Les murs cyclopéens sont un témoignage fascinant de l’ingéniosité et de la détermination des civilisations anciennes.
Leur construction sans mortier, leur taille massive et leur longévité exceptionnelle continuent d’impressionner et d’intriguer. Ces murs ne sont pas seulement des vestiges architecturaux ; ils sont des monuments à la force, à l’habileté et à l’organisation des peuples de l’antiquité.
En étudiant ces structures, nous obtenons un aperçu précieux de l’histoire, de la culture et des capacités technologiques de nos ancêtres.
En fin de compte, les murs cyclopéens sont plus qu’un simple vestige du passé.
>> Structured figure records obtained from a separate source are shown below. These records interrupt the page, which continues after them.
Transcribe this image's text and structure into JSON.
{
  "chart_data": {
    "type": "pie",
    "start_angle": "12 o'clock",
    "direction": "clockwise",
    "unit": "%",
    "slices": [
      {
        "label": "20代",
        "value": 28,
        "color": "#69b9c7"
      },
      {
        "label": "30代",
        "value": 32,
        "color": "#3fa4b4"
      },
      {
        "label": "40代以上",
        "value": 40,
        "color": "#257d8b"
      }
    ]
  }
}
Ils sont un rappel durable de ce que l’humanité peut accomplir avec détermination, innovation et collaboration.
Que ce soit à Mycènes, à Tirynthe ou ailleurs, ces murs continuent de raconter l’histoire de ceux qui les ont érigés, défiant le temps et captivant l’imagination des générations futures.
Merci pour vos lectures et bon chantier ! La deuxième partie est en cours de rédaction.
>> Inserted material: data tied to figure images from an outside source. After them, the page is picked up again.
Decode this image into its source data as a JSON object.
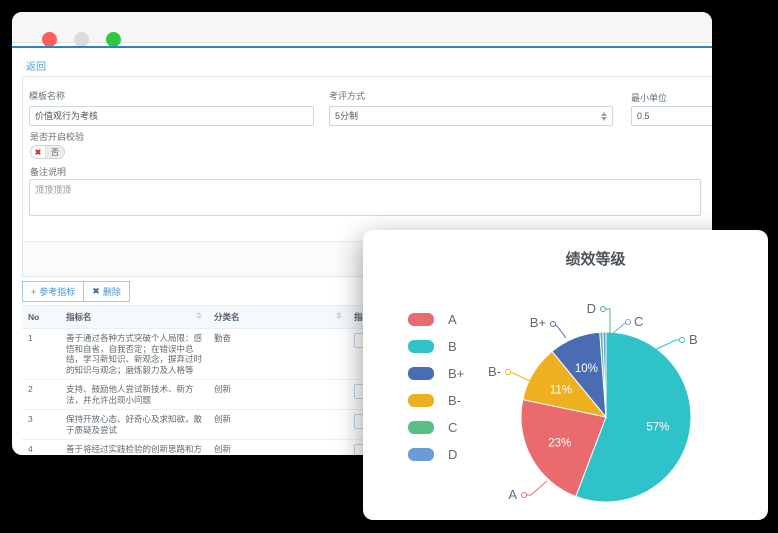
{
  "colors": {
    "accent_line": "#2e84bd",
    "link": "#4aa3dc",
    "button": "#4494cf"
  },
  "window": {
    "titlebar": {
      "traffic_lights": [
        "#ff5d5b",
        "#dcdcdc",
        "#2fc940"
      ]
    },
    "back_link": "返回",
    "form": {
      "template_name": {
        "label": "模板名称",
        "value": "价值观行为考核"
      },
      "eval_method": {
        "label": "考评方式",
        "value": "5分制"
      },
      "min_unit": {
        "label": "最小单位",
        "value": "0.5"
      },
      "validation": {
        "label": "是否开启校验",
        "value": "否",
        "icon": "✖"
      },
      "remark": {
        "label": "备注说明",
        "value": "顶顶顶顶"
      }
    },
    "toolbar": {
      "add_button": {
        "icon": "+",
        "label": "参考指标"
      },
      "delete_button": {
        "icon": "✖",
        "label": "删除"
      }
    },
    "table": {
      "columns": [
        "No",
        "指标名",
        "分类名",
        "指标分值"
      ],
      "rows": [
        {
          "no": "1",
          "name": "善于通过各种方式突破个人局限：感悟和自省，自我否定；在错误中总结，学习新知识、新观念，摒弃过时的知识与观念；磨炼毅力及人格等",
          "category": "勤奋",
          "score": ""
        },
        {
          "no": "2",
          "name": "支持、鼓励他人尝试新技术、新方法，并允许出现小问题",
          "category": "创新",
          "score": ""
        },
        {
          "no": "3",
          "name": "保持开放心态、好奇心及求知欲，敢于质疑及尝试",
          "category": "创新",
          "score": ""
        },
        {
          "no": "4",
          "name": "善于将经过实践检验的创新思路和方法文字化、制度化，纳入日常工作流程",
          "category": "创新",
          "score": ""
        }
      ]
    }
  },
  "chart_card": {
    "chart_data": {
      "type": "pie",
      "title": "绩效等级",
      "legend_position": "left",
      "legend": [
        "A",
        "B",
        "B+",
        "B-",
        "C",
        "D"
      ],
      "slices": [
        {
          "name": "A",
          "value": 23,
          "label": "23%",
          "color": "#e96b6d"
        },
        {
          "name": "B",
          "value": 57,
          "label": "57%",
          "color": "#2fc3c9"
        },
        {
          "name": "B+",
          "value": 10,
          "label": "10%",
          "color": "#4a6cb5"
        },
        {
          "name": "B-",
          "value": 11,
          "label": "11%",
          "color": "#efb01f"
        },
        {
          "name": "C",
          "value": 0.6,
          "label": "",
          "color": "#58bf87"
        },
        {
          "name": "D",
          "value": 0.6,
          "label": "",
          "color": "#6b9cd9"
        }
      ],
      "draw_order_clockwise_from_top": [
        "B",
        "A",
        "B-",
        "B+",
        "C",
        "D"
      ]
    }
  }
}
Serge USTUN / Support de vidéo S.USTUN & Julie Couvreur.
Crédit photos :
Couverture : Marco Palomino
Bonjour,
Travaillant actuellement sur la civilisation mycénienne, je trouve cet article fort intéressant, en particulier je souhaiterais en apprendre davantage sur les techniques de portage et de levage de telles pierres ainsi que le but anti-sismique que vous évoquez.
A quand la deuxième partie ?
Bien cordialement,
Auréliane
Bonjour Auréliane,
Merci pour l’intérêt que vous portez à mon article. En effet le sujet mérite qu’on continue à l’explorer et c’était prévu. J’ai eu du retard sur le planning mais j’imagine que je pourrai rédiger la seconde partie le mois prochain.
On évoquera effectivement le sismique, qui semble être un élément commun à toutes ces constructions.
Amitiés.
Bonjour Serge,
Merci pour cet article introductif, hâte de lire la suite ! Elle devrait être publiée avant Noël si je comprends bien votre réponse à Auréliane ? 🙂 [spoiler: je prépare un petit fascicule d’articles sur ce sujet et d’autres, à offrir à mon conjoint qui s’intéresse à ces questions, d’où ma question pour savoir si je pourrai l’intégrer ou non ^^]
Bonne journée!
Julie
Bonjour Julie,
Merci pour le compliment ! Oui je suis dessus en ce moment. Je fais mon possible pour que ce soit en ligne avant Noël !
Amitiés.
B’jour. « Plusieurs théories existent, allant de l’utilisation de rampes et de rouleaux à des méthodes encore plus sophistiquées impliquant des dispositifs mécaniques primitifs. Nous verrons dans la seconde partie qu’il n’en est rien. »
& donc c’est quoi la solution pour construire comme ça sans électricité?